For the most part, in the beginning, I kept my husband’s HAE a secret from my family and our friends. We provided very limited information to those around us and continuously made excuses when my husband was unable to attend events because of an HAE attack. However, we soon learned the importance of being more open with others.
Talking with our children
Once our kids were old enough to notice the swelling caused by David’s acute HAE attacks, we decided it was very important to explain his HAE to them. We tried to only share “age appropriate” information because we never wanted to scare them. However, recognizing that children are very perceptive, we wanted to be the ones who controlled the delivery of the information. We kept it simple and to the point, stressing the fact that we need to remain understanding—understanding of the fact that HAE attacks can sometimes happen at the most inconvenient times.

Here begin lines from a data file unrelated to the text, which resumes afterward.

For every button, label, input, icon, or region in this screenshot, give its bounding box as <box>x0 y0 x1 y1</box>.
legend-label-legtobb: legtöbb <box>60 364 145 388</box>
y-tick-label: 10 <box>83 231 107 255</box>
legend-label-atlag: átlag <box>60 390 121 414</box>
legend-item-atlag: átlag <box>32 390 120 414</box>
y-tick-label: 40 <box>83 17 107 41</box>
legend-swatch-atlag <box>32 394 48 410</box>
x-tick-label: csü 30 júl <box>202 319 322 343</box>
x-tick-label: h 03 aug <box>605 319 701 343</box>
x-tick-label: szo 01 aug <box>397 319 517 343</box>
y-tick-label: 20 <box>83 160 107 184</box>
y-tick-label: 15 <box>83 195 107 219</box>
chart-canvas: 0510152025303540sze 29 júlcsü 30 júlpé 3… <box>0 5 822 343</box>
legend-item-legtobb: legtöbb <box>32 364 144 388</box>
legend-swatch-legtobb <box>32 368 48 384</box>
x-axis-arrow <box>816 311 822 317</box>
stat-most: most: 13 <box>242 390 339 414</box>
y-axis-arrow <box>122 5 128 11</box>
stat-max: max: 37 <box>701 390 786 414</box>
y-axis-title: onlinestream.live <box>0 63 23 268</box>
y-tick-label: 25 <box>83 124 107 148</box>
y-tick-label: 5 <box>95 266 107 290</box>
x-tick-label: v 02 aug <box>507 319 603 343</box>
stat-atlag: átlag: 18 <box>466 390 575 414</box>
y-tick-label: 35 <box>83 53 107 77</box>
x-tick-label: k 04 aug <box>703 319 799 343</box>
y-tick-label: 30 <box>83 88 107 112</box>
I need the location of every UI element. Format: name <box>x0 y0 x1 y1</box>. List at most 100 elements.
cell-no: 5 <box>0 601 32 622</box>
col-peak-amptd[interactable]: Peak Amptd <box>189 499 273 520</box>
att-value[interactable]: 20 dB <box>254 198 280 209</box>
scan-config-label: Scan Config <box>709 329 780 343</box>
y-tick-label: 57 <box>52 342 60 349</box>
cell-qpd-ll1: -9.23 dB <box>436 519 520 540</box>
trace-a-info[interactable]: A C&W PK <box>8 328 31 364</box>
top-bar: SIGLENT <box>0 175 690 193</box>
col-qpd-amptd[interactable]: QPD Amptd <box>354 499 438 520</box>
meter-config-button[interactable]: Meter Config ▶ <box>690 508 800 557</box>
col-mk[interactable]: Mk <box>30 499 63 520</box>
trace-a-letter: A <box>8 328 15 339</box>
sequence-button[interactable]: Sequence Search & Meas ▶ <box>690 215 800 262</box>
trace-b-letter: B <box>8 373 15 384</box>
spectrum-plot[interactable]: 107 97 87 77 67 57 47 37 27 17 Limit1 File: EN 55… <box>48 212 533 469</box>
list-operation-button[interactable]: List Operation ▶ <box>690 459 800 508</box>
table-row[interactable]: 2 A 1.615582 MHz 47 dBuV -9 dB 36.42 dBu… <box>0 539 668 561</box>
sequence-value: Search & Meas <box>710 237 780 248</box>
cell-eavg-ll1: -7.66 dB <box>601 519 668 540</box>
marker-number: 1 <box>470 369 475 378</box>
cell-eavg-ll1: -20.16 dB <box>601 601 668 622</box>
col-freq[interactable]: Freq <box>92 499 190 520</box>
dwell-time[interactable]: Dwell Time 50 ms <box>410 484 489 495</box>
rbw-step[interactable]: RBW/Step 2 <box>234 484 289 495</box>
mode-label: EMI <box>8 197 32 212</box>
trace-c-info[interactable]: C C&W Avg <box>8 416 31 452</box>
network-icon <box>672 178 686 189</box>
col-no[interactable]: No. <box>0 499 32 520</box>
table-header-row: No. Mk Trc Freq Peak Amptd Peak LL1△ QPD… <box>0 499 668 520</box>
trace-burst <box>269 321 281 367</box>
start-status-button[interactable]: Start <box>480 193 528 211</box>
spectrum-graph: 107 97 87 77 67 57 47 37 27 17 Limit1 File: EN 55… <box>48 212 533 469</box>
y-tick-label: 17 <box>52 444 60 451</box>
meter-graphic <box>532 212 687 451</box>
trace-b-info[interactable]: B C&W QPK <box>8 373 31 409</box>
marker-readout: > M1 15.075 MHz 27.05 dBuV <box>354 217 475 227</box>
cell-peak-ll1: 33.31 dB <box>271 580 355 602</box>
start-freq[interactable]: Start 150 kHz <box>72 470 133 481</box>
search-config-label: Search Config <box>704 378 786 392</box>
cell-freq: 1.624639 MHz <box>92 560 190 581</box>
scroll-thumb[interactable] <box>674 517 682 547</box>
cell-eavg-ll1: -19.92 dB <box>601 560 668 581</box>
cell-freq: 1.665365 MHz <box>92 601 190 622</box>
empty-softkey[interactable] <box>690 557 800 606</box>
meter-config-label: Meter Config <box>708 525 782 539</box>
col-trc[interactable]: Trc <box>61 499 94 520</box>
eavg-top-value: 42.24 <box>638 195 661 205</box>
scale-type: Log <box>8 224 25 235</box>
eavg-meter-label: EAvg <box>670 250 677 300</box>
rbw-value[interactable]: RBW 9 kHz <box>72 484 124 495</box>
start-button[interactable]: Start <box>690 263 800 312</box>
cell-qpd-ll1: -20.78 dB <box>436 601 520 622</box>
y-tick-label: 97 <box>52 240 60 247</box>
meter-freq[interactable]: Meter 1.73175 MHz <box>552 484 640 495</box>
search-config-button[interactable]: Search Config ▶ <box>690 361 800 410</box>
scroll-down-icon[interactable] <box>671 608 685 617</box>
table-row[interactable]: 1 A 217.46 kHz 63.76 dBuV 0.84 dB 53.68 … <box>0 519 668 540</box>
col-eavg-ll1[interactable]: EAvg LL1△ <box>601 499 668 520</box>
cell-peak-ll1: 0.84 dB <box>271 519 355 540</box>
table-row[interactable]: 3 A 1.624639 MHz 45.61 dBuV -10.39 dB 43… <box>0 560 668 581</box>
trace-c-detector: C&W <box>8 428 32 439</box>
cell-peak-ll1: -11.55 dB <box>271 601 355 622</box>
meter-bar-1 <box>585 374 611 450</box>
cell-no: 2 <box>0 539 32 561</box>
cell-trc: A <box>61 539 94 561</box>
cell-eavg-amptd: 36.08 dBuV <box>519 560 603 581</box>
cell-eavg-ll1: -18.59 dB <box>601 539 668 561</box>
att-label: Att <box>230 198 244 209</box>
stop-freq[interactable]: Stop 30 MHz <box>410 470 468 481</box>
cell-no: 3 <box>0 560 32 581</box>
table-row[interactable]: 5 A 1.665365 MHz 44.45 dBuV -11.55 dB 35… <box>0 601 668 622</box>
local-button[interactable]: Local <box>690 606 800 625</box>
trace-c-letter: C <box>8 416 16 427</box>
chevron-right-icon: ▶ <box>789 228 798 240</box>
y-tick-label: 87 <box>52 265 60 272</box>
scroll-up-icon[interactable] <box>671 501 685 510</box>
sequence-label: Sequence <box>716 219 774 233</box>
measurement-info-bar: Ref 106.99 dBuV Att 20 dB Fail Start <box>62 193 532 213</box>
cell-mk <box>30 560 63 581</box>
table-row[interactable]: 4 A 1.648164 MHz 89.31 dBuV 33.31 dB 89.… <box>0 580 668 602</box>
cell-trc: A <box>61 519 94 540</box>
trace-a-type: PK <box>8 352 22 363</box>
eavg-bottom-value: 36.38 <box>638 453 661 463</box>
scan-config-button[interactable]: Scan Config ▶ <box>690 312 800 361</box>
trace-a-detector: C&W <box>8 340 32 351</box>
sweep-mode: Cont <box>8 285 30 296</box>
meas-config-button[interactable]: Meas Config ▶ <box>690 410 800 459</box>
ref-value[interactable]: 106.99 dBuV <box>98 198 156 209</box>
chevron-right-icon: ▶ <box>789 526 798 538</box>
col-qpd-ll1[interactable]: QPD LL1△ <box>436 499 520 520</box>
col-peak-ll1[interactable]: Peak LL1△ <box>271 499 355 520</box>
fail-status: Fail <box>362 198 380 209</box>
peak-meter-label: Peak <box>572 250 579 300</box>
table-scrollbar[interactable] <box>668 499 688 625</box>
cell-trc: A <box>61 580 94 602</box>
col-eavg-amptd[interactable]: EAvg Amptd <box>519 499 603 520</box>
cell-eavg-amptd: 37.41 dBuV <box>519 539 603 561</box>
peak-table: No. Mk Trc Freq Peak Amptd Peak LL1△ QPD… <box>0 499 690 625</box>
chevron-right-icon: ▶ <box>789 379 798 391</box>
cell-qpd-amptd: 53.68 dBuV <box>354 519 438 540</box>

It was very important to me that the kids understand that while HAE is a very serious and potentially life-threatening disease, not every HAE attack is life threatening. David most frequently has abdominal attacks, but my children are well aware that if their father has a laryngeal attack that he should always go to the closest emergency room—even if he’s used a treatment for acute HAE attacks. I try to ease their minds by telling them that not all HAE attacks can lead to that. I hope that with more information, our kids won’t see HAE as something to fear, but instead, something to simply understand. I often remind them that every family has its own challenges to deal with. Ours just happens to be HAE—and at least there are options available to treat their father’s disease.
Please note, FIRAZYR® (icatibant injection) is a medicine used to treat acute attacks of hereditary angioedema (HAE) in adults 18 years of age and older. Please see full prescribing information, including patient information.
Talking with our family and friends
When sharing information with family and friends, I have chosen to provide more of a technical explanation. I present the facts of the disease and the reality of how it affects my husband and our life together. Because we’ve learned to trust our friends with this part of our lives, we’ve been able to accept the help they freely offer. It’s nice to know I have their support and understanding.
The most important bit of information I share is this: HAE will not define us. What will define us is how we respond to HAE.